Although this claim is not properly taken from the document, it exists test This shows that smartphones have an impact on course understanding and well-being – but among students, not teenagers. Melissa DiMartino, a researcher and professor at New York Tech who published this study, stated that although she did not study the effects of cell phones on adolescents, she believed her findings would only be amplified in this population

“Their brains are still developing. They are very malleable. And if you look at the research on smartphones, a lot of it mirrors research on substance addiction or other types of addictive behaviors,” she said.

She said the most difficult part of actually studying youth, as the titles of the fake state-led studies suggest, is that researchers must get permission from schools to conduct research on students.

The department updated the document online Friday after multiple inquiries from the Alaska Beacon about where the sources came from. The updated reference list replaced a citation from a defunct article in the over 100-year-old Journal of Educational Psychology with a real article from the Malaysian Online Journal of Educational Technology.
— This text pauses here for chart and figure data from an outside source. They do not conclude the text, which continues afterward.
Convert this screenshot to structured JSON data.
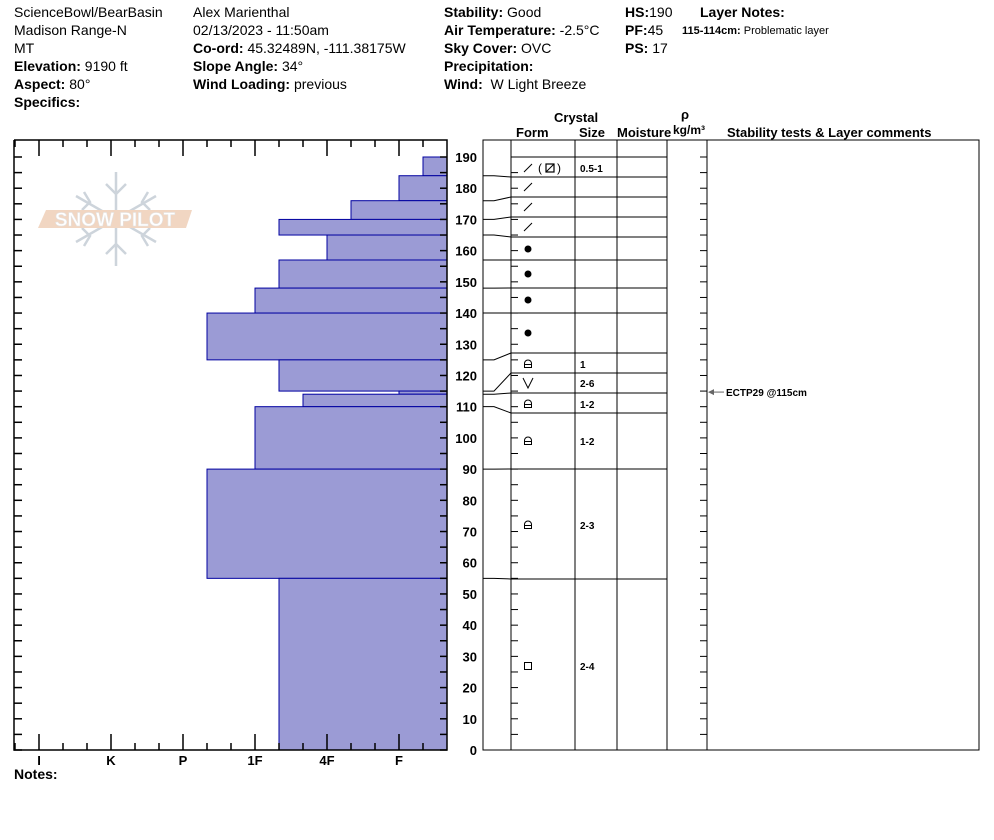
{
  "header": {
    "location": "ScienceBowl/BearBasin",
    "range": "Madison Range-N",
    "state": "MT",
    "elevation_label": "Elevation:",
    "elevation": "9190 ft",
    "aspect_label": "Aspect:",
    "aspect": "80°",
    "specifics_label": "Specifics:",
    "observer": "Alex Marienthal",
    "datetime": "02/13/2023 - 11:50am",
    "coord_label": "Co-ord:",
    "coord": "45.32489N, -111.38175W",
    "slope_label": "Slope Angle:",
    "slope": "34°",
    "wind_loading_label": "Wind Loading:",
    "wind_loading": "previous",
    "stability_label": "Stability:",
    "stability": "Good",
    "air_temp_label": "Air Temperature:",
    "air_temp": "-2.5°C",
    "sky_label": "Sky Cover:",
    "sky": "OVC",
    "precip_label": "Precipitation:",
    "wind_label": "Wind:",
    "wind": "W Light Breeze",
    "hs_label": "HS:",
    "hs": "190",
    "pf_label": "PF:",
    "pf": "45",
    "ps_label": "PS:",
    "ps": "17",
    "layer_notes_label": "Layer Notes:",
    "layer_note_range": "115-114cm:",
    "layer_note_text": "Problematic layer"
  },
  "columns": {
    "crystal": "Crystal",
    "form": "Form",
    "size": "Size",
    "moisture": "Moisture",
    "rho": "ρ",
    "density_unit": "kg/m³",
    "comments": "Stability tests & Layer comments"
  },
  "notes_label": "Notes:",
  "logo_text": "SNOW PILOT",
  "colors": {
    "bar_fill": "#9b9bd5",
    "bar_stroke": "#0000a0",
    "logo_orange": "#f0d2bc",
    "logo_snowflake": "#c8d0d8"
  },
  "chart_data": {
    "type": "bar",
    "orientation": "horizontal",
    "hardness_axis": [
      "I",
      "K",
      "P",
      "1F",
      "4F",
      "F"
    ],
    "height_axis": {
      "range": [
        0,
        190
      ],
      "ticks": [
        0,
        10,
        20,
        30,
        40,
        50,
        60,
        70,
        80,
        90,
        100,
        110,
        120,
        130,
        140,
        150,
        160,
        170,
        180,
        190
      ],
      "unit": "cm"
    },
    "layers": [
      {
        "top": 190,
        "bottom": 184,
        "hardness": "F-",
        "form": "decomposing",
        "form2": "mixed-forms",
        "size": "0.5-1"
      },
      {
        "top": 184,
        "bottom": 176,
        "hardness": "F",
        "form": "decomposing",
        "size": ""
      },
      {
        "top": 176,
        "bottom": 170,
        "hardness": "4F-",
        "form": "decomposing",
        "size": ""
      },
      {
        "top": 170,
        "bottom": 165,
        "hardness": "1F-",
        "form": "decomposing",
        "size": ""
      },
      {
        "top": 165,
        "bottom": 157,
        "hardness": "4F",
        "form": "rounded",
        "size": ""
      },
      {
        "top": 157,
        "bottom": 148,
        "hardness": "1F-",
        "form": "rounded",
        "size": ""
      },
      {
        "top": 148,
        "bottom": 140,
        "hardness": "1F",
        "form": "rounded",
        "size": ""
      },
      {
        "top": 140,
        "bottom": 125,
        "hardness": "P-",
        "form": "rounded",
        "size": ""
      },
      {
        "top": 125,
        "bottom": 115,
        "hardness": "1F-",
        "form": "faceted-rounded",
        "size": "1"
      },
      {
        "top": 115,
        "bottom": 114,
        "hardness": "F",
        "form": "surface-hoar",
        "size": "2-6"
      },
      {
        "top": 114,
        "bottom": 110,
        "hardness": "4F+",
        "form": "faceted-rounded",
        "size": "1-2"
      },
      {
        "top": 110,
        "bottom": 90,
        "hardness": "1F",
        "form": "faceted-rounded",
        "size": "1-2"
      },
      {
        "top": 90,
        "bottom": 55,
        "hardness": "P-",
        "form": "faceted-rounded",
        "size": "2-3"
      },
      {
        "top": 55,
        "bottom": 0,
        "hardness": "1F-",
        "form": "faceted",
        "size": "2-4"
      }
    ],
    "stability_tests": [
      {
        "label": "ECTP29 @115cm",
        "depth": 115
      }
    ]
  }
}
Bishop said there was “nothing nefarious” about the errors and the incident did not cause any noticeable damage.

But the fake quotes show how AI disinformation can influence state policy – ​​especially if high-level government officials use the technology as an editorial shortcut that creates errors that end up in public documents and official resolutions.

A statement from a Department of Education spokesman suggests that the use of such “placeholders” is not unusual for the department. This type of error can be easily replicated if the placeholders are typically AI-generated content.

Pavlick, the artificial intelligence expert, said the situation points to a broader consideration of where people get their information and the spread of misinformation.

“I think there’s also a real problem, especially when people in power take advantage of it, because of this kind of degradation of trust that already exists, right?” she said. “Once a few times information is revealed to be false, whether intentionally or not, it is easy to dismiss everything as false.”

In this example, scientific articles – long-accepted forms of supporting arguments with research, data and facts – are being questioned, which may undermine the extent to which they remain a trusted source.

“I think a lot of people think the same way about AI as a substitute for search because it seems similar in some ways. It’s like they sat at a computer and typed something into a text box and got the answers,” she said.

She pointed to a legal case from last year where a lawyer used an artificial intelligence chatbot to write a lawsuit. The chatbot cited false cases, which the lawyer then used in court, prompting the judge to consider disciplining the lawyer. Pavlick stated that these errors reminded her of what happened in the DEED documentary.

She said it was disturbing that the technology had become so widely used without a corresponding increase in public understanding of how it works.

“I don’t know whose responsibility it really is – it probably falls more on us, the AI ​​community, right, it’s better to educate because it’s hard to blame people for not understanding, for not realizing that they have to treat it varies from other search tools and other technologies,” she said.

She said increasing skills in using artificial intelligence is one way to avoid misuse of the technology, but there are no widely recognized best practices on how this should be done.

“I think we’re going to see some examples of this type of situation escalate so that the whole country and the world will become a little more concerned about the effects of this situation,” she said.

Editor’s note: This story is republished with permission from the Alaska Beacon.